Whether you use a shorting or nonshorting switch, the net effect will be the same: currently unused caps will generate a "pop" when they are eventually placed in circuit. For that reason, I tend to recommend one of two other strategies: caps in series, or a blendable-bypass path.
When caps are placed in series, their combined capacitance can be calculated by 1/Ca+1/Cb+1/Cn = 1/C. So, .22uf in series with .22uf = .11uf. Place .47uf, .22uf, and .1uf in series with each other, and you get .06uf. It gets interesting when you shunt one of the caps with a straight-wire. Shunt .47 and you get .068uf. Shunt the .1uf instead, and you get .15uf. By use of a 3-position SPDT toggle (center-off) you can use a couple of caps and shunt either none, this one or that one, and achieve three different capcitances. The beauty of it is that all caps have a path to drain residual stored charge at all times, so you never get an audible pop the way you do with a rotary switch that leaves caps "hanging" and brings them into contact. Toggles take less space than rotaries, freeing up plenty of chassis surface for other things. The downside is that: a) you're limited to 3 choices, b) sometimes the math doesn't work out in your favour. of course, is you want more than 3 choices, you can always use a rotary to provide selective shunt ing of more than 3 caps.

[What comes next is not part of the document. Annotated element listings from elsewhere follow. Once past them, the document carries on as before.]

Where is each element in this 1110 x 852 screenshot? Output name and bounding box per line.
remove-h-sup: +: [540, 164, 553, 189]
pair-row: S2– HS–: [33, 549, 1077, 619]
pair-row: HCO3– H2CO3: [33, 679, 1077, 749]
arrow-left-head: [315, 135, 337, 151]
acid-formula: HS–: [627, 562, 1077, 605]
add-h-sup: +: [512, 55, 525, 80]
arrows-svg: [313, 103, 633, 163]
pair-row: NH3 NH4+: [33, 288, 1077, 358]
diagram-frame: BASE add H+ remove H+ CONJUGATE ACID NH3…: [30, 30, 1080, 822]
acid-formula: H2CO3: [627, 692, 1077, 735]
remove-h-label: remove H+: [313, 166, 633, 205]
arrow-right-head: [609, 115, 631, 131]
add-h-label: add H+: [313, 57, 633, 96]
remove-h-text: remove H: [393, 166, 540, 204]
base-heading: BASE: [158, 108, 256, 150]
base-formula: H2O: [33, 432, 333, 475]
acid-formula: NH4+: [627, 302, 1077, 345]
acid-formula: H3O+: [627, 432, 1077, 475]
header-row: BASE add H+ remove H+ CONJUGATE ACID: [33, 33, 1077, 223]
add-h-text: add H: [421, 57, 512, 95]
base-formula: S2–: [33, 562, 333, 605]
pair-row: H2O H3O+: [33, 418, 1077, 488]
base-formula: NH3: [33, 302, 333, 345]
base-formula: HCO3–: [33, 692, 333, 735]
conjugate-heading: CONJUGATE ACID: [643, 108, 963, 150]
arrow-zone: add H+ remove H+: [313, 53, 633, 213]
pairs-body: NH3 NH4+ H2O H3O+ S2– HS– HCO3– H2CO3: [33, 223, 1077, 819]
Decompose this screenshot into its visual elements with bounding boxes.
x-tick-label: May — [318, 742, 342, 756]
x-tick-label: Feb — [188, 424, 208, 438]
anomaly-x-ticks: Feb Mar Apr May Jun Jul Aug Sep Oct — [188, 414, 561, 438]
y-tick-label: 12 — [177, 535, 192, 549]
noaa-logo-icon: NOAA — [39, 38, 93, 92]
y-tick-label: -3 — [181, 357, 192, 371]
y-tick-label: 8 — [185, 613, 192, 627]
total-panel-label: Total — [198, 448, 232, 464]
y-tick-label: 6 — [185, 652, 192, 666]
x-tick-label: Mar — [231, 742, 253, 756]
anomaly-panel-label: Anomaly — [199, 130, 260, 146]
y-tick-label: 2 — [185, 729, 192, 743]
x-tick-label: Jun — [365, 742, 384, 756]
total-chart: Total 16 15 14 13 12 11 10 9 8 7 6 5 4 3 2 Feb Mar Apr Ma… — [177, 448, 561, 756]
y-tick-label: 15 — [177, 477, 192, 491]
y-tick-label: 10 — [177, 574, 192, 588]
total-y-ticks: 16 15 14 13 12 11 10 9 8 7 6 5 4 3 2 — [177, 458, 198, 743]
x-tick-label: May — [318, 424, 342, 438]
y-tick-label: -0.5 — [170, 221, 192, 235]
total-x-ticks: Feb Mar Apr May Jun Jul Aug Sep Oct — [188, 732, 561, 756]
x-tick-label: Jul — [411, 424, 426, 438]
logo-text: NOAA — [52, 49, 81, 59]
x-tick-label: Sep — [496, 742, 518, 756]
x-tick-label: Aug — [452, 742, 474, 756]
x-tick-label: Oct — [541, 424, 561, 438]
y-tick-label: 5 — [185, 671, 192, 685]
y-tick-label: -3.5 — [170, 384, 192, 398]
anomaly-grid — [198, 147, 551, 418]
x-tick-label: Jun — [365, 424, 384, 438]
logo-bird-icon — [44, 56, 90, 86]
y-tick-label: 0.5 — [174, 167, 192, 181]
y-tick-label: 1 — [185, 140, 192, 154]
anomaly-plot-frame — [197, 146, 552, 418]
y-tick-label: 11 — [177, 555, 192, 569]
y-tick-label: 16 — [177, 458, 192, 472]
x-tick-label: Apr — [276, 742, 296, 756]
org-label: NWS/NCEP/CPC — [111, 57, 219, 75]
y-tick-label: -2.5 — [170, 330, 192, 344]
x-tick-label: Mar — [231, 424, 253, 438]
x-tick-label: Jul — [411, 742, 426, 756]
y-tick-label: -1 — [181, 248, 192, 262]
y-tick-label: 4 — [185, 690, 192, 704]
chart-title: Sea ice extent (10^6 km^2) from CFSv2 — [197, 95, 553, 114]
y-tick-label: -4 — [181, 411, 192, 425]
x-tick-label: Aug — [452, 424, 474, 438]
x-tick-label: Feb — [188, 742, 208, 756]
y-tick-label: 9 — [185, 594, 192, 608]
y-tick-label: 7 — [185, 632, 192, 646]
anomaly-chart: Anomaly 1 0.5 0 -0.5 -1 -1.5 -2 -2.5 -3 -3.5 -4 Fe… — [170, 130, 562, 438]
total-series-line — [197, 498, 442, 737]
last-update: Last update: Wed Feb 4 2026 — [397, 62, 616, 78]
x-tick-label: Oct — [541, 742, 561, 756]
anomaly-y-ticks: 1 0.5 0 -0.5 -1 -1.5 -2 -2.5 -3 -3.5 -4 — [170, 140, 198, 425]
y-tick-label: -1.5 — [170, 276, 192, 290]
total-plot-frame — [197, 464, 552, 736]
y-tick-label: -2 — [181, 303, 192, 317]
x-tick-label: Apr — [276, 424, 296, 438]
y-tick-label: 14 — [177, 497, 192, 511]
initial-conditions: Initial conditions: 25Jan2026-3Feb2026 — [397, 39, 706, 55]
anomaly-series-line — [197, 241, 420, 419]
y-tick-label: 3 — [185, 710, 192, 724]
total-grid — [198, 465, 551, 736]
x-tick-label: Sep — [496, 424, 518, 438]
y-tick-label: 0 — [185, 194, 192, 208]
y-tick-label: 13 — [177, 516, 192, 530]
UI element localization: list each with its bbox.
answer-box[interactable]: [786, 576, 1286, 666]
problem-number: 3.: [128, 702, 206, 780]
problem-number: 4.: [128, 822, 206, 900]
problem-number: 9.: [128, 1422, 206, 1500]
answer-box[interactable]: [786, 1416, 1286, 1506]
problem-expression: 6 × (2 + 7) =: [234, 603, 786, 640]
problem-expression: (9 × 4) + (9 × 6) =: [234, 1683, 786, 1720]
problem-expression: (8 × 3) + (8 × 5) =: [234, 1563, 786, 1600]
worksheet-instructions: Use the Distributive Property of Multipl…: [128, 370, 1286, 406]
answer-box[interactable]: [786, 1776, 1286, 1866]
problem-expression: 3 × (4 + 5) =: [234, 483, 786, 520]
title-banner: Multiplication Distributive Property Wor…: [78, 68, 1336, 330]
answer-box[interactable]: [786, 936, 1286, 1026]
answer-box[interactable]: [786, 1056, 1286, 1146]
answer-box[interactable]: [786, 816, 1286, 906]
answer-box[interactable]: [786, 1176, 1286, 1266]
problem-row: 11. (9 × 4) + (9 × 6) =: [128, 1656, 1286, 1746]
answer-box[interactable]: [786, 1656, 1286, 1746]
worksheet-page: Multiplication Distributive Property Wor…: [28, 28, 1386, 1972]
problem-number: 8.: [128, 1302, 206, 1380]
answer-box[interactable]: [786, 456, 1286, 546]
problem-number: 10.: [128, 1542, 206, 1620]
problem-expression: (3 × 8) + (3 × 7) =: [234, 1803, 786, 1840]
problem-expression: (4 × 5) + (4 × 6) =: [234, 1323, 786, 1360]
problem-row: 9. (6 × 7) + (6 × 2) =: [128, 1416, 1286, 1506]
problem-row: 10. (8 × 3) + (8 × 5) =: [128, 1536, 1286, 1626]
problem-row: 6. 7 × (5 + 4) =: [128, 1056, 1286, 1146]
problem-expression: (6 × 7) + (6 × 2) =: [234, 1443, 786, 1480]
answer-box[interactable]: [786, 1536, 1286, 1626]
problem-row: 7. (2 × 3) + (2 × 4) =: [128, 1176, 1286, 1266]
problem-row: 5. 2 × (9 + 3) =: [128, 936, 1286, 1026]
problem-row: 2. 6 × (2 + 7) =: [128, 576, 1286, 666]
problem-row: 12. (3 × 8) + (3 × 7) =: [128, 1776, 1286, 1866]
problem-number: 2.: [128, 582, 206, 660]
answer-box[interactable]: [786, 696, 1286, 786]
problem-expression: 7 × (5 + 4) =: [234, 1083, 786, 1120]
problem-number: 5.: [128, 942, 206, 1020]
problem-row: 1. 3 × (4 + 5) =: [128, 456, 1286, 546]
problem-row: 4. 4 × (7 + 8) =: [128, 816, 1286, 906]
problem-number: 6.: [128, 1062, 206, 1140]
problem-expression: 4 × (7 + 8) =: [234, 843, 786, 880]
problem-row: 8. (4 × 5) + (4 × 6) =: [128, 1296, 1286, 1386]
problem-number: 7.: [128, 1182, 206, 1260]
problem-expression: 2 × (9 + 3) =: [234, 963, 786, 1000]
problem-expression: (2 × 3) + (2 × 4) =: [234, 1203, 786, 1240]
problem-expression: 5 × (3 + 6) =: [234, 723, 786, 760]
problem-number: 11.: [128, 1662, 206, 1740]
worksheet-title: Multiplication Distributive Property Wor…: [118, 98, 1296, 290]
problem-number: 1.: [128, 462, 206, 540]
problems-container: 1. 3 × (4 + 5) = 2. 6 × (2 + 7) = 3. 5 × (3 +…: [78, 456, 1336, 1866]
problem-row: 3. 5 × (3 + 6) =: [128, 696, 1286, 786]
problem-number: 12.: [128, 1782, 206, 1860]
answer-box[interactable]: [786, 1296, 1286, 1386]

Alternatively, you can use an approach Joe Gagan use productively on a number of his pedals, which involves having two parallel input caps, one of which is a much larger value than the other. The smaller one provides the default path for the signal, and the larger one is in series with a pot. As the pot resistance is decreased, more and more signal can efficiently pass via the larger cap, letting more bass in. Doesn't perfectly capture what selecting multiple caps does,but comes very close with less hassle and no popping.